Petite rétrospective sur l’institution du chef de l’État en Estonie

Depuis sa création en 1918 comme État souverain, l’Estonie a été dirigée par quatre chefs d’État : Konstantin Päts (1938-1940), Lennart Meri (1992-2001), Arnold Rüütel (2001-2006) et Toomas Hendrik Ilves (2006-2016).

La situation concernant l’institution de chef de l’État est assez confuse durant la période de la « première » République d’Estonie (1920-1940). Sa première constitution de 1920 ne prévoyait pas l’existence d’un chef de l’État. Le régime d’assemblée qui était alors instituée plaçait le parlement (monocaméral), en tant que représentant du peuple souverain, au centre des institutions étatiques. Le pouvoir exécutif, de type moniste, était aux mains du gouvernement avec à sa tête celui qui faisait office de premier ministre, appelé le « doyen de l’État » (en estonien : Riigivanem). La révision constitutionnelle de 1933 changea fondamentalement le texte d’origine et institua la fonction de chef de l’État élu au suffrage universel direct pour 5 ans avec le titre de « doyen de l’État » (Riigivanem). Cependant, la révision en question ne put entrer en vigueur suite à la décision du premier ministre d’alors, Konstantin Päts, de décréter l’état d’urgence dans tout le pays pour une durée qui fut renouvelée à plusieurs reprises. Cette période est dite « silencieuse », car l’exécutif agissait sans contrôle parlementaire ; le Parlement étant mis totalement en sourdine. Ce régime totalitaire s’acheva en 1938 avec l’établissement d’un nouvel ordre constitutionnel centré désormais sur l’exécutif aux pouvoirs accrus et dirigé par un président (à la fois chef de l’État et chef du gouvernement), élu pour 6 ans au suffrage universel direct ou, si un seul candidat venait à se présenter, par un collège électoral. Konstantin Päts fut ainsi élu Président de la République le 24 avril 1938. Étant donné qu’il était le seul candidat à la présidentielle, c’est la réunion conjointe des deux chambres du Parlement (Riigikogu et Riiginõukogu) et de l’assemblée des représentants des collectivités territoriales instituée en collège électoral qui procéda à son élection.

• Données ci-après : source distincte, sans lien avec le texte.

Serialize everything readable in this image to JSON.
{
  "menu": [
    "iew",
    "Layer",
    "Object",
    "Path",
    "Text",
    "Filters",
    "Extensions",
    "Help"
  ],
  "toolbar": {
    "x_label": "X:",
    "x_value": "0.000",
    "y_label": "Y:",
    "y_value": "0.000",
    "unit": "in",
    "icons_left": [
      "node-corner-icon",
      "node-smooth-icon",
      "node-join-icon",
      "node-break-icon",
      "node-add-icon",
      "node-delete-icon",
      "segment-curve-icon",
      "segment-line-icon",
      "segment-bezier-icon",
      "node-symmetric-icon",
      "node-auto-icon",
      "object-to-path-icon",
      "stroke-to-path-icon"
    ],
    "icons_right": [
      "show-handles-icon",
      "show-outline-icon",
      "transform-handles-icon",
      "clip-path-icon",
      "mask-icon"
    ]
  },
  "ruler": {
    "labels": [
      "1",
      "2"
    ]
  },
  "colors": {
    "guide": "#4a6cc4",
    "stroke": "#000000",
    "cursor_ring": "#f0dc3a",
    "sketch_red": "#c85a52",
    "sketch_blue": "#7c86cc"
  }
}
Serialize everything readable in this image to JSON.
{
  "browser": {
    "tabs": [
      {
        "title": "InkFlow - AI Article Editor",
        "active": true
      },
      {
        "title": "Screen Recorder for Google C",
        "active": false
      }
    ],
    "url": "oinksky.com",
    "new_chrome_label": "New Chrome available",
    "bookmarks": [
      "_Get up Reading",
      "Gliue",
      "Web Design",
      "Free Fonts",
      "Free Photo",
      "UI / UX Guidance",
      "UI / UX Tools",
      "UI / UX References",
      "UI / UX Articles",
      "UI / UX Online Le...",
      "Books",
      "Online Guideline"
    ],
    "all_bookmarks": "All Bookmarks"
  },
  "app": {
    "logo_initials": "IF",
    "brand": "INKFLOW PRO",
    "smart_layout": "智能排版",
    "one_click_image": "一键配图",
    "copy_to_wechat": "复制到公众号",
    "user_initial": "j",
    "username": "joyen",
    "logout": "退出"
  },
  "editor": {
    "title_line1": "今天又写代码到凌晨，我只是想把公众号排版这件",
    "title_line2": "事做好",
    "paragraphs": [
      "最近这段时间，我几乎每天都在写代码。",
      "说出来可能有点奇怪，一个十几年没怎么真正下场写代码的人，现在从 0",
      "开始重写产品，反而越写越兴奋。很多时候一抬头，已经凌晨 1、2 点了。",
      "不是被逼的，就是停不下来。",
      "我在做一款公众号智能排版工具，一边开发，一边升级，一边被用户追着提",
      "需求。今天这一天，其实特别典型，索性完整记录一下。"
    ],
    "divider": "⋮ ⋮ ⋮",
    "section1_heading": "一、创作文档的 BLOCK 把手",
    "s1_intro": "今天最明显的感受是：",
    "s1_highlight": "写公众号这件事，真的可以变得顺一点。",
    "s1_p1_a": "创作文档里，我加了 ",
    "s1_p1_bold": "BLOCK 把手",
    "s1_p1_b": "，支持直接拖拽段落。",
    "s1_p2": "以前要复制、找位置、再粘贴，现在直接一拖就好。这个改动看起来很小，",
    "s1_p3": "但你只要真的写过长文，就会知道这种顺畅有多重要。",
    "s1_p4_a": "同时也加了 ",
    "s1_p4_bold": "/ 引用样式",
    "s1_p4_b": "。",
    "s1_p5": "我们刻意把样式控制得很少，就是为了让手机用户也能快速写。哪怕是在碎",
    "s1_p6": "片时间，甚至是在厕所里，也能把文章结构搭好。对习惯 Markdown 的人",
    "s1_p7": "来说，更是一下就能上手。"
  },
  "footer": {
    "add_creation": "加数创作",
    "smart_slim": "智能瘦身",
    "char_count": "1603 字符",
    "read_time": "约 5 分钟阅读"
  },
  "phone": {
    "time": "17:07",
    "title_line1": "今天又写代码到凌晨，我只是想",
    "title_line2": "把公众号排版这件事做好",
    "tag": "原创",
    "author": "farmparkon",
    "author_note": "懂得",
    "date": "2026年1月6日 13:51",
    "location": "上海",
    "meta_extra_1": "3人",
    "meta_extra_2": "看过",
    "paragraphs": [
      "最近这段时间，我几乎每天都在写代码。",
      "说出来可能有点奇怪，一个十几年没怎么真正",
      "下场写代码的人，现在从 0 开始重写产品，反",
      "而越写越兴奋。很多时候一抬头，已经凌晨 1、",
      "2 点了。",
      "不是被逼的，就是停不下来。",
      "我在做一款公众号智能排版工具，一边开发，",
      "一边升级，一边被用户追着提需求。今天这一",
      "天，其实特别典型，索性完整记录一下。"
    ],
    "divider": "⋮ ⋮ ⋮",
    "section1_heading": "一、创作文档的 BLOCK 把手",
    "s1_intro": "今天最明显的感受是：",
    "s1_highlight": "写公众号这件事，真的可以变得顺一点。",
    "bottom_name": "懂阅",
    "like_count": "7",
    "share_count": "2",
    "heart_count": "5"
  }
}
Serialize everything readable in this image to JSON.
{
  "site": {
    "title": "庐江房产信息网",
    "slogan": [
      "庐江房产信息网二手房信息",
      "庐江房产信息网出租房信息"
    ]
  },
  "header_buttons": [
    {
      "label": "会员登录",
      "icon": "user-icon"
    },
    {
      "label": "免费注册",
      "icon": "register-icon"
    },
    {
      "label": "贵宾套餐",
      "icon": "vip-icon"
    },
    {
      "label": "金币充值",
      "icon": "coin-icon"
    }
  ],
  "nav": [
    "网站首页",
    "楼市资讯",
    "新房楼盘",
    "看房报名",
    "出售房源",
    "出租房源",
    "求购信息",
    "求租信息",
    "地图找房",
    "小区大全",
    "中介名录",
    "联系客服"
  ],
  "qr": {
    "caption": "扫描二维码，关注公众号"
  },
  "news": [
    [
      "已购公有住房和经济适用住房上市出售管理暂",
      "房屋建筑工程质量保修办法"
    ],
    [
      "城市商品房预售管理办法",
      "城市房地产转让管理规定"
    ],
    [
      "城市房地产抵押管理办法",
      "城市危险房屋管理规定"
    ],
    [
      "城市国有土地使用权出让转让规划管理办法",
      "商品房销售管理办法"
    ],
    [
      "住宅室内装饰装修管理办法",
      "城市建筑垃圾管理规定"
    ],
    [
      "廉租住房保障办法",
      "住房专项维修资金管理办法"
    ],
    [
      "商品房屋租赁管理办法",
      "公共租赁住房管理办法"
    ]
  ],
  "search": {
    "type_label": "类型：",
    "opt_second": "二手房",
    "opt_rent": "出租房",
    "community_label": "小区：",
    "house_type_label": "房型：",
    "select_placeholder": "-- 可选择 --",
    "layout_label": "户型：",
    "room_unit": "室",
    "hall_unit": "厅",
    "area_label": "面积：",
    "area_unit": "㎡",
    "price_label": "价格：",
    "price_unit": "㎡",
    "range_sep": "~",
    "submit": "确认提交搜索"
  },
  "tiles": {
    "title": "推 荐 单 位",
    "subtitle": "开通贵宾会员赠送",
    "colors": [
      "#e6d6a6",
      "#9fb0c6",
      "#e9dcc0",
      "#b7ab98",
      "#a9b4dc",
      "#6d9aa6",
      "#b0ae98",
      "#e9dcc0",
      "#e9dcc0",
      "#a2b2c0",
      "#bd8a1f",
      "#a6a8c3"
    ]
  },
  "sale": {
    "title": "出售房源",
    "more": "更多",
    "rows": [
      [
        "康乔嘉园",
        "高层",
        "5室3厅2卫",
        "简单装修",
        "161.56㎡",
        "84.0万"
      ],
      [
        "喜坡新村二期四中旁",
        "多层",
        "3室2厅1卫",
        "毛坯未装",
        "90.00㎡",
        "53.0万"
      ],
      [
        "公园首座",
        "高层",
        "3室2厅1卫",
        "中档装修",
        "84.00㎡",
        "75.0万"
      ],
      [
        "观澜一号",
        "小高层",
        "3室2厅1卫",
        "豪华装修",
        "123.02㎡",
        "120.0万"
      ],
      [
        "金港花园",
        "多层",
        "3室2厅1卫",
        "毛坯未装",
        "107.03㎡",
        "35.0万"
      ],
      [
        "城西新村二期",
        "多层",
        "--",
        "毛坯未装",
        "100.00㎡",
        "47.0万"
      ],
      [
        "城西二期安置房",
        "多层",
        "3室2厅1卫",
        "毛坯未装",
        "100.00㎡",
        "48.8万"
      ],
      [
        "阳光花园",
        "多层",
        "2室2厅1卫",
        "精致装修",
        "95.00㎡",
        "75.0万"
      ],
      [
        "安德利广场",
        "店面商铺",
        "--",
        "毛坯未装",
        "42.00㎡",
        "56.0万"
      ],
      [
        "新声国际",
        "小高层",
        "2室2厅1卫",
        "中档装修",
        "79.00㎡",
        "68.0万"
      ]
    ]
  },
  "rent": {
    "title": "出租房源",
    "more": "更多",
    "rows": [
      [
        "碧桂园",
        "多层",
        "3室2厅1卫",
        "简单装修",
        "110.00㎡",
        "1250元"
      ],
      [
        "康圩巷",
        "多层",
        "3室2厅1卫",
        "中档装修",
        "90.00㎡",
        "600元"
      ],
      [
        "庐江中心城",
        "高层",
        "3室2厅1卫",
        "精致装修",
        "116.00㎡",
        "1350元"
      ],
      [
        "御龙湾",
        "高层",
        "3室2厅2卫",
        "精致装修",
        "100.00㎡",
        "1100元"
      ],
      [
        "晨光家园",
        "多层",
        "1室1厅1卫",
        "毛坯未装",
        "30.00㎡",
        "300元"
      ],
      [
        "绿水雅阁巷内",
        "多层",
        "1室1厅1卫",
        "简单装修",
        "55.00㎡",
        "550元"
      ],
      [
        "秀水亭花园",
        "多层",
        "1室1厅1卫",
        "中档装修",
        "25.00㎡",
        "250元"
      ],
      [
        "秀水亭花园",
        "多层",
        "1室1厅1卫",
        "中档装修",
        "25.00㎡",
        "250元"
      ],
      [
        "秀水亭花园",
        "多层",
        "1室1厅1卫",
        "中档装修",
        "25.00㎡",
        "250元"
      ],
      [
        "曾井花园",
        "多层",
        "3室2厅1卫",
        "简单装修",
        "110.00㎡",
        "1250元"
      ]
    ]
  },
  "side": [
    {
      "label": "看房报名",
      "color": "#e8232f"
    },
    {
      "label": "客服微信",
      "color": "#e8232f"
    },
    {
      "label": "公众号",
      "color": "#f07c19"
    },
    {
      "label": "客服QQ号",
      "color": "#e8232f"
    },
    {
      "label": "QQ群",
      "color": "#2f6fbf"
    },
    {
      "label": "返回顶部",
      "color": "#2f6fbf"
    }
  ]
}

Son mandat prit fin de façon dramatique suite à l’annexion du pays par l’URSS à l’été 1940.

La Constitution actuelle de 1992 a repris de la Constitution de 1938 l’institution du chef de l’État toujours appelé Président de la République mais s’en est éloigné à propos de son mode électoral et de ses pouvoirs. Alors que la Constitution de 1938 posait les bases d’un régime présidentialiste, la Constitution de 1992 a établi un régime purement parlementaire où le chef de l’État est plus un arbitre qu’un acteur politique (au sens décisionnel) avec pour mission de garantir l’unité de la nation, la stabilité des pouvoirs publics et l’équilibre des institutions constitutionnelles.